The crowd attending the Presidents' Panel greeted Brinker with a heartfelt standing ovation as he slowly made his way to the dais to lead the round table for the 10th consecutive year.
Faced with the ancient problem of labor and adequate staffing, the panel was asked what steps they follow to hire and develop employees.
"As a rule, we don't go outside to hire; we promote from within," said Larry Flax, co-founder of California Pizza Kitchen, a 35-unit chain specializing in wood-fired designer pizza. "We treat the back- and the front-of-the-house as equal partners. Our employee credo at CPK is ROCK -- respect, opportunity, communication and kindness."
"You do need the best people at every level," Magruder of The Olive Garden agreed. "But if everyone is on a learning curve at the same time, it can be a time bomb."
In regard to maintaining good relationships with franchisees, Sonic's Lynn, who also serves as president of the International Franchise Association, said one must think of them as "partners," not simply licensees.
"Profitable franchisees are, as a rule, a whole lot happier," he said. "My job is to help my franchisees any way I can."
Meanwhile, Sullivan said at Outback each franchisee sends a kitchen manager to attend the company's corporate meetings as a way of keeping the lines of communication open.
Those on the dais were asked if they felt the casual-themed segment was becoming saturated as themed and ethnic concepts proliferate.
"I feel that this is just the beginning," Flax said. "The casual segment is one that is being recognized as an area with a lot of opportunities."

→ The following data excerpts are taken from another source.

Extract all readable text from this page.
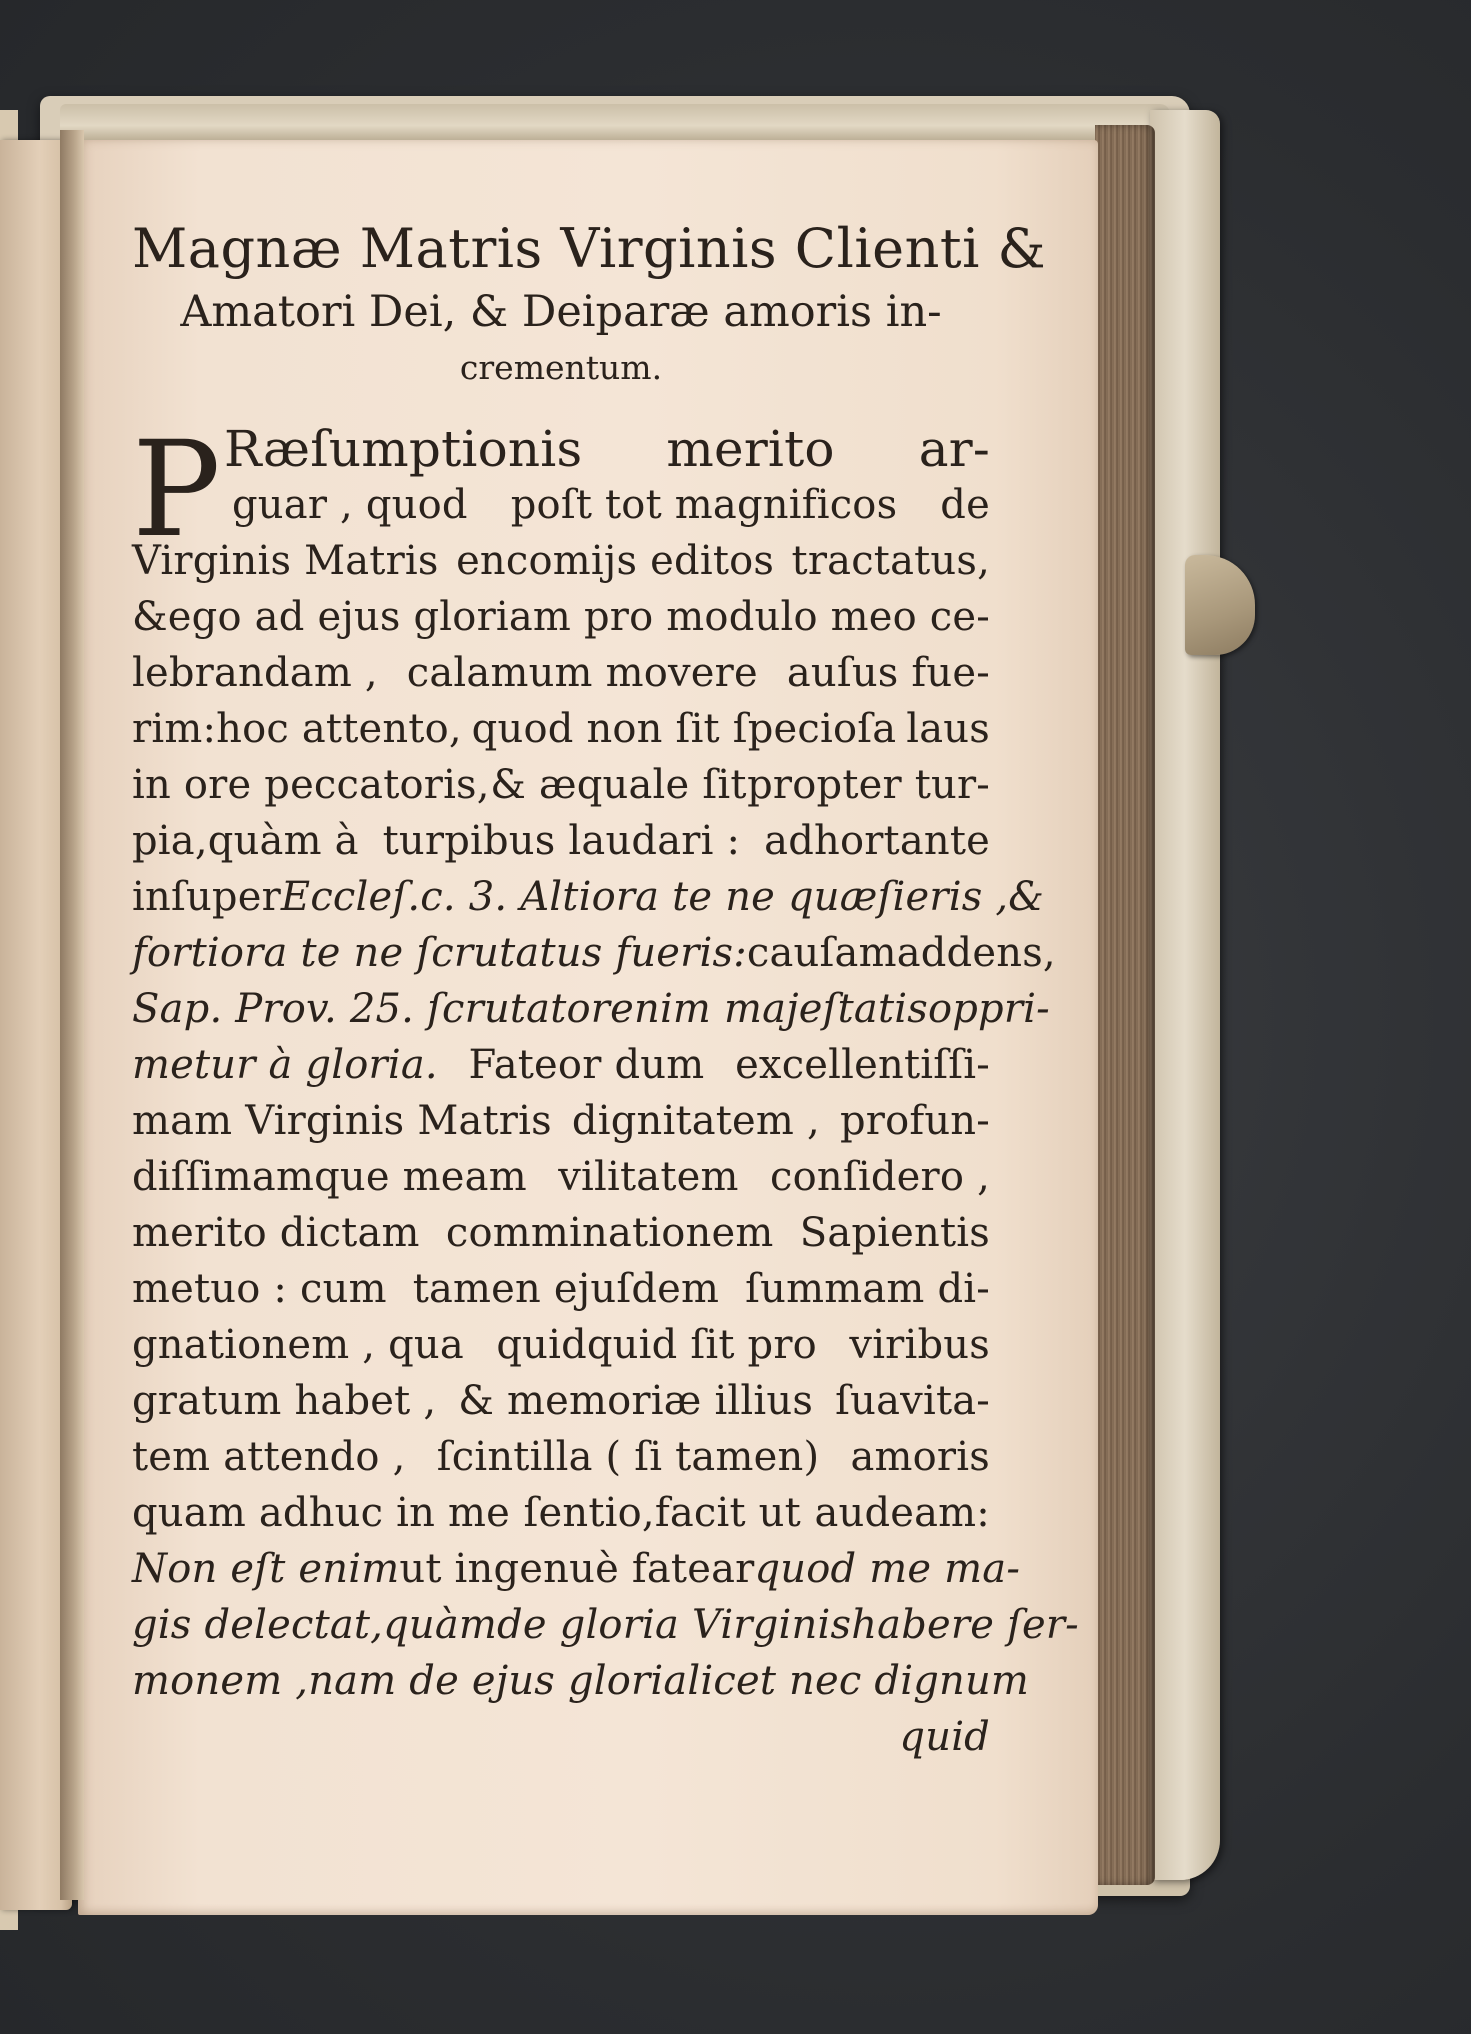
Magnæ Matris Virginis Clienti &

Amatori Dei, & Deiparæ amoris in-

crementum.

P Ræſumptionis merito ar-
guar , quod poſt tot magnificos de
Virginis Matris encomijs editos tractatus,
&ego ad ejus gloriam pro modulo meo ce-
lebrandam , calamum movere auſus fue-
rim:hoc attento, quod non ſit ſpecioſa laus
in ore peccatoris, & æquale ſit propter tur-
pia,quàm à turpibus laudari : adhortante
inſuper Eccleſ.c. 3. Altiora te ne quæſieris , &
fortiora te ne ſcrutatus fueris: cauſam addens,
Sap. Prov. 25. ſcrutator enim majeſtatis oppri-
metur à gloria. Fateor dum excellentiſſi-
mam Virginis Matris dignitatem , profun-
diſſimamque meam vilitatem conſidero ,
merito dictam comminationem Sapientis
metuo : cum tamen ejuſdem ſummam di-
gnationem , qua quidquid ſit pro viribus
gratum habet , & memoriæ illius ſuavita-
tem attendo , ſcintilla ( ſi tamen) amoris
quam adhuc in me ſentio,facit ut audeam:
Non eſt enim ut ingenuè fatear quod me ma-
gis delectat,quàm de gloria Virginis habere ſer-
monem , nam de ejus gloria licet nec dignum
quid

"The growth in casual-theme restaurants comes from a disenchantment with white-tablecloth and a trade-up from quick service," said Rick Rosenfield, Flax's partner and co-founder in the CPK concept. "Now you have families with both parents working, who want a casual, full-service experience with a good price-value relationship."
'People want choices'
"People want more choices today," Magruder said. "Twenty years ago a family chose between one or two restaurants. Now there's more out there."